Embree helps churches consider ways they can strengthen cross-generational bonds so that young people feel supported and held by their church community. It looks a little different for every congregation — size, demographics, and facilities all shape what’s possible. But two things are critical every time: prayer and service.
For instance, she has orchestrated intergenerational prayer partners, using Tony Souder’s “Pray for Me” campaign. Children in the church make three bookmarks with their prayer requests at the start of a new school year. The children are then invited, with the help of their parents, to pass out the book marks to adults from different age groups — perhaps a young adult, someone their parents’ age, and someone their grandparents’ age — to pray for them throughout the year. Not only do the children feel supported, Embree said, but then when there’s chattering during the sermon, adults can think less about the noisy kid, and instead be reminded to ask how she did on the test she was so nervous about.
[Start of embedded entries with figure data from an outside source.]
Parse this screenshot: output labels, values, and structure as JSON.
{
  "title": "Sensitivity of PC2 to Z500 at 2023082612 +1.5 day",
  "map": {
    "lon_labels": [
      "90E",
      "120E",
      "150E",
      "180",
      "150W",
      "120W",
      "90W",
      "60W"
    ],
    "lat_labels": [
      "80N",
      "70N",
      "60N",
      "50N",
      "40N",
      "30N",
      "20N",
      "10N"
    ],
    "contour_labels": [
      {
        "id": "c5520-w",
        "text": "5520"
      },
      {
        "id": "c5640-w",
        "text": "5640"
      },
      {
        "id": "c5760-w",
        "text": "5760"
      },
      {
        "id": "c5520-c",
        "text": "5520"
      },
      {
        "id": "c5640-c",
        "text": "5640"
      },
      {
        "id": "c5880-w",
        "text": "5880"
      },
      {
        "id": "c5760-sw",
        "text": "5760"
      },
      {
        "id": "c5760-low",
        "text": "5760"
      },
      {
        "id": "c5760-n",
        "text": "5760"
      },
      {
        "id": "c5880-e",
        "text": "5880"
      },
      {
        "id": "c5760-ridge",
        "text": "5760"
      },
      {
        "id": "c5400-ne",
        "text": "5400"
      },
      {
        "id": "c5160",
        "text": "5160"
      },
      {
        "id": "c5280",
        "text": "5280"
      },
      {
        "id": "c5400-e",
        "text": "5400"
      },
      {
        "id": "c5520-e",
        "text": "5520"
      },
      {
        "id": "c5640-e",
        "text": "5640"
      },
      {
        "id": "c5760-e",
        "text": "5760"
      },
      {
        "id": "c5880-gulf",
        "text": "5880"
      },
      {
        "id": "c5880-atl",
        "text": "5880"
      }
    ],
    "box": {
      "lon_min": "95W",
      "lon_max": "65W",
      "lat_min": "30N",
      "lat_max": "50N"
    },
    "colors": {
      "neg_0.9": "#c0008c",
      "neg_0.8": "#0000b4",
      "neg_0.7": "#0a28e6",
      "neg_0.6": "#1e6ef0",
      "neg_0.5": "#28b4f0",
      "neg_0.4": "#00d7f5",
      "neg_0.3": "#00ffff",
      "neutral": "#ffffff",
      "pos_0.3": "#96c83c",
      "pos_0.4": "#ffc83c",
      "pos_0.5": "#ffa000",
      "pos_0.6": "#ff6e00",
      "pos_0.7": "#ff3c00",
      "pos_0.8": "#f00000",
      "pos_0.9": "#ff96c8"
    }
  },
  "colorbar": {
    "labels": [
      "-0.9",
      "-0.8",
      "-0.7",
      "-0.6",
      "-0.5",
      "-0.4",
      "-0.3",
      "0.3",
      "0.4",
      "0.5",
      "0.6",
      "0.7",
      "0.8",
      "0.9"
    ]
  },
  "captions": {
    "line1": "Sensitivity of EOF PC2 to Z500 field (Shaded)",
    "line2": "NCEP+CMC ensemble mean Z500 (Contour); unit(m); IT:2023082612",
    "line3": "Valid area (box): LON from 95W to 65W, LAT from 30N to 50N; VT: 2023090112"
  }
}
Likewise, church service projects, like clean-up days, can be sorted into age-appropriate activities, with opportunities for adults to show children and teenagers how to weed, paint, and use various tools. Next Sunday, instead of a quiet teen avoiding eye-contact, adults might see the young man who lit up when he learned to use a chainsaw during a brush haul.
Prayer and service are two of the best relationship building opportunities, and it’s relationships that form long lasting connections to the church, Embree said.
Gline Allen added that thinking about both children’s and adults’ ministries as creating ideal environments for transmitting orthodoxy or having a curated worship experience is a mistake. Prioritizing teaching and comfort to the exclusion of intergenerational connections gives the impression that lives of faith are primarily about what we know and feel rather than how we live in community and show love to each other.
Embree pointed out that age-segregation is not the same as having affinity-based ministries in the church throughout the week, or in addition to corporate worship. Hosting groups based on a shared interest in church history, hiking, or a need to talk through divorce with others who have experienced it is different than creating entirely different ministries and Sunday experiences around stages of life.
The consequences of our lost intergenerational connections are myriad throughout society, but both Embree and Gline Allen believe the church has an opportunity in front of it to rethink the models that have a single generation life-span. By setting clear sights on whole-family ministry and services that prioritize the inclusiveness of the body of Christ, it’s possible to find each other again.